14 DAY TRIAL // Plain text passwords for remote log in to servers can be accessed from machines equipped with motherboards built by Supermicro, a company that manufactures and sells computer hardware.
The security weakness, found by Zachary Wikholm, senior security engineer with the CARInet Security Incident Response Team, dwells in the BMC (baseboard management controller) component of the motherboard that allows monitoring the health of the machine by providing details on current temperatures, fan speeds, power-supply voltage, along with disk and memory performance data.
BMC components are not used just for monitoring the state of the server from afar, though, and also provide remote control functionality.
Supermicro released a firmware update that fixes the problem, but many systems remain vulnerable because they cannot be patched due to ensuing technical implications.
According to the disclosure, “Supermicro had created the password file PSBlock in plain text and left it open to the world on port 49152.”
“You can quite literally download the BMC password file from any UPnP enabled Supermicro motherboard running IPMI on a public interface,” adds the engineer.
Using the Shodan search engine that indexes online devices and allows finding them according to given parameters, Wikholm discovered a total of 31,964 vulnerable systems.
Also, it appears that a part of the countersigns retrieved are default combinations, a practice that should be avoided by all means.
“This means at the point of this writing, there are 31,964 systems that have their passwords available on the open market. It gets a bit scarier when you review some of the password statistics. Out of those passwords, 3296 are the default combination. Since I’m not comfortable providing too much password information, I will just say that there exists a subset of this data that either contains or just was ‘password’.”

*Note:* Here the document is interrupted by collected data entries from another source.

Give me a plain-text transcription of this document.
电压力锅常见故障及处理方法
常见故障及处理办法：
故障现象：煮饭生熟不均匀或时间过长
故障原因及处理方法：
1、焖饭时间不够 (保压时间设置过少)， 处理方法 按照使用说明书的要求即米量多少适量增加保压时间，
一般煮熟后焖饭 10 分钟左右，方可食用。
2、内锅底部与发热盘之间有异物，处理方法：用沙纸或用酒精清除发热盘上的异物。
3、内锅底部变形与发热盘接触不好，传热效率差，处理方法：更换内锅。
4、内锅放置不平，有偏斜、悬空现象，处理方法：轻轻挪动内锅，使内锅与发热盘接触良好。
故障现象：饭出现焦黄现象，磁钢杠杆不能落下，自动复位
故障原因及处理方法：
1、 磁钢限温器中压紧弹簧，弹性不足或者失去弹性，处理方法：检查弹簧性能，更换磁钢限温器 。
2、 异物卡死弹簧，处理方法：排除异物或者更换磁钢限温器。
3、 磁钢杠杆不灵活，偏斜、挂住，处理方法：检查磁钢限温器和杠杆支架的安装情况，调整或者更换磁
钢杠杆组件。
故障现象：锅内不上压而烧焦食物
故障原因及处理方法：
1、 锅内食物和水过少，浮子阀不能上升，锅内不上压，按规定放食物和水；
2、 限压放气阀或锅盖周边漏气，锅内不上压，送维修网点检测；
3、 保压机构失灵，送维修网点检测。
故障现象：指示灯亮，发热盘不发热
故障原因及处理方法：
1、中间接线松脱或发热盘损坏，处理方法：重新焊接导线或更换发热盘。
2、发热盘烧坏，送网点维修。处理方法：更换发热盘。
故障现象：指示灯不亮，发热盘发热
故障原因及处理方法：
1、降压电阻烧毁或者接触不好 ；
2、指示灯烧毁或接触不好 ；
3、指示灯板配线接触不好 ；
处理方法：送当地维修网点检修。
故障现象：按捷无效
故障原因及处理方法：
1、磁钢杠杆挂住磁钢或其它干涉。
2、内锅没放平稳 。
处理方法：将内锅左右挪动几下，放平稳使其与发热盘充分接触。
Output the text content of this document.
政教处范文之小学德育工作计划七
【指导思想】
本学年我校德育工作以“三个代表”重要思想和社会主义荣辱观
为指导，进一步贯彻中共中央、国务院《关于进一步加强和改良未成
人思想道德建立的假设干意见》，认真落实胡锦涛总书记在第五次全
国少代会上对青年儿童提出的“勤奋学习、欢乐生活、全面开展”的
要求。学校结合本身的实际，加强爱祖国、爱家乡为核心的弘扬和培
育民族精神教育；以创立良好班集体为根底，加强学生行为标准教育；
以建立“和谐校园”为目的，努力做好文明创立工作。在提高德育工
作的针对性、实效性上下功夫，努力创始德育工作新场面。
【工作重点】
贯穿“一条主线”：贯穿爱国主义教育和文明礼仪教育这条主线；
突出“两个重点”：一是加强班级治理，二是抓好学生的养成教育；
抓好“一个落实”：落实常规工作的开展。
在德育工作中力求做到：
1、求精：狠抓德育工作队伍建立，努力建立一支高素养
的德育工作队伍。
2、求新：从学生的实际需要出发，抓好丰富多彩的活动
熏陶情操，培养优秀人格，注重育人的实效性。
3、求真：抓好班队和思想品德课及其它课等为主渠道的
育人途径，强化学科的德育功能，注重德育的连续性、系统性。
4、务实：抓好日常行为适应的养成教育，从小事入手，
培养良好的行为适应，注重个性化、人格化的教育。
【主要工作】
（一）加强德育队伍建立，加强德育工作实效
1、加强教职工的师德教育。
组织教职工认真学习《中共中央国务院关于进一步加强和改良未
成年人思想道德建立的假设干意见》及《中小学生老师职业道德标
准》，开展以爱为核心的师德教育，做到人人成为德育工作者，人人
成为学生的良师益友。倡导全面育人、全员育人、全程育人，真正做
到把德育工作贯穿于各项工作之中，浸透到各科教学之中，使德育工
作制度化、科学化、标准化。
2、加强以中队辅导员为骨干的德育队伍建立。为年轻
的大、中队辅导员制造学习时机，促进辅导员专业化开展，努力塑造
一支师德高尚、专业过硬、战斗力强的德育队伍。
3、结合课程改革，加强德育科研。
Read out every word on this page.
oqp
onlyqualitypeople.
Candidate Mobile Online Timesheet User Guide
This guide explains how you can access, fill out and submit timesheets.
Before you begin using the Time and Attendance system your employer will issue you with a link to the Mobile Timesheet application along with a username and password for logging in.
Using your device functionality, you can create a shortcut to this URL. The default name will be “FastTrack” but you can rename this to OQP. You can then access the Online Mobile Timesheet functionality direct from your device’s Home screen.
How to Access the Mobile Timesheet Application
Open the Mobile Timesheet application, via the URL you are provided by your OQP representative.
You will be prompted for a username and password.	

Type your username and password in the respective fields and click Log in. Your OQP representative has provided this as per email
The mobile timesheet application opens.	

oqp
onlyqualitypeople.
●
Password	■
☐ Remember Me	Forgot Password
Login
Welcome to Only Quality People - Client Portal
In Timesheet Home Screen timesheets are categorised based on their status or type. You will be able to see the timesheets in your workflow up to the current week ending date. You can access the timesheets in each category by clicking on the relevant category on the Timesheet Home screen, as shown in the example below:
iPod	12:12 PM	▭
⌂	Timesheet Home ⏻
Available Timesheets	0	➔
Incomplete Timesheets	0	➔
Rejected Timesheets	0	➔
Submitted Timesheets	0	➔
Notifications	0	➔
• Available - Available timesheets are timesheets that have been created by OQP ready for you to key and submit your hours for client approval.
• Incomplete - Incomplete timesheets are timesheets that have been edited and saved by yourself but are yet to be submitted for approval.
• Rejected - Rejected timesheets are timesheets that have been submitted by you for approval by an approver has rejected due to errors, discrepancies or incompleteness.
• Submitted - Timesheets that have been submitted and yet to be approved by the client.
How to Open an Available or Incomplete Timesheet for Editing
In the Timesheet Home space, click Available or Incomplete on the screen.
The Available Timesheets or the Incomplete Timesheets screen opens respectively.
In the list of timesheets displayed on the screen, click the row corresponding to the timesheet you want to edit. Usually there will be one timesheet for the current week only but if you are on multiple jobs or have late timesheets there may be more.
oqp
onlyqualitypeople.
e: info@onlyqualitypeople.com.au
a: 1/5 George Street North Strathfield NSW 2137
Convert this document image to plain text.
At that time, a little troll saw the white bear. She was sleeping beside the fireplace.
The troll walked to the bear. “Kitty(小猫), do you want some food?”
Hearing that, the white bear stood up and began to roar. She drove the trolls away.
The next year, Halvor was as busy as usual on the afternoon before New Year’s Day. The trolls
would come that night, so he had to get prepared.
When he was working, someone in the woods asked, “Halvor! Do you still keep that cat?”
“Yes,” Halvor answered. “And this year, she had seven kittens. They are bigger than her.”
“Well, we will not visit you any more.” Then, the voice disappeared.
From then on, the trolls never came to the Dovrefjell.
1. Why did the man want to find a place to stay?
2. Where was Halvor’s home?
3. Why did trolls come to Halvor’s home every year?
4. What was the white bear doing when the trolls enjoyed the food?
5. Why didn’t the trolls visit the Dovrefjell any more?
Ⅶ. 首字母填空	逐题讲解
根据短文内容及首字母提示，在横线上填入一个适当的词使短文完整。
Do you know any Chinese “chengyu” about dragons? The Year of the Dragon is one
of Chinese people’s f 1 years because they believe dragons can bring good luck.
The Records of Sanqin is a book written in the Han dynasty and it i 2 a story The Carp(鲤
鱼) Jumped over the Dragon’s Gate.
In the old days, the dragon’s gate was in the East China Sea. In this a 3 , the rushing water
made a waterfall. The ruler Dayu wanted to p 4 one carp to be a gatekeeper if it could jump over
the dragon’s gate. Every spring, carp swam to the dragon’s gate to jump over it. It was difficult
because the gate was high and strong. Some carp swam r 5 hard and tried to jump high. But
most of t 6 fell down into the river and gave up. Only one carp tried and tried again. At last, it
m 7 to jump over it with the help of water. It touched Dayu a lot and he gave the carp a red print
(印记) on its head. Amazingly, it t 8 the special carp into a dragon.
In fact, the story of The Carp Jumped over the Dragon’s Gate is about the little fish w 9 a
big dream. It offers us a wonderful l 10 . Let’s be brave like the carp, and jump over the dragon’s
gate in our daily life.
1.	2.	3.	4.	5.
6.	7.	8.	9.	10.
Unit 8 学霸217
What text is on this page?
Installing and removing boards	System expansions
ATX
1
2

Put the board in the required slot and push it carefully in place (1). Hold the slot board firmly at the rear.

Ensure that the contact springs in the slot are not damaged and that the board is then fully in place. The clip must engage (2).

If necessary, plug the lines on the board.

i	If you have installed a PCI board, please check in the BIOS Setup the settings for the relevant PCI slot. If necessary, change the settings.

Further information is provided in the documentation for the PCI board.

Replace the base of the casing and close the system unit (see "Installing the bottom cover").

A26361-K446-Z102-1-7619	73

Apart from flashing the BIOS, Wikholm proposes another workaround, but it appears to be a temporary one because it functions only until the next reboot of the IPMI (Intelligent Platform Management Interface), which can be caused by disconnection from a power supply.
The solution consists of connecting to the vulnerable machine through SSH and disabling UpnP (universal plug and play) devices: “Most of the systems affected by this particular issue also have their ‘sh’ shell accessible from the SMASH command line. If you login to the SMASH via ssh and run the command ‘shell sh,’ you can drop into a functional SH shell. From there you can actually kill all ‘upnp’ processes and their related children, which provides a functional fix.”
A post on the InfoSec community forum confirmed the vulnerability discovered by Wikholm, saying that downloading the password can be done by just connecting to port 49152.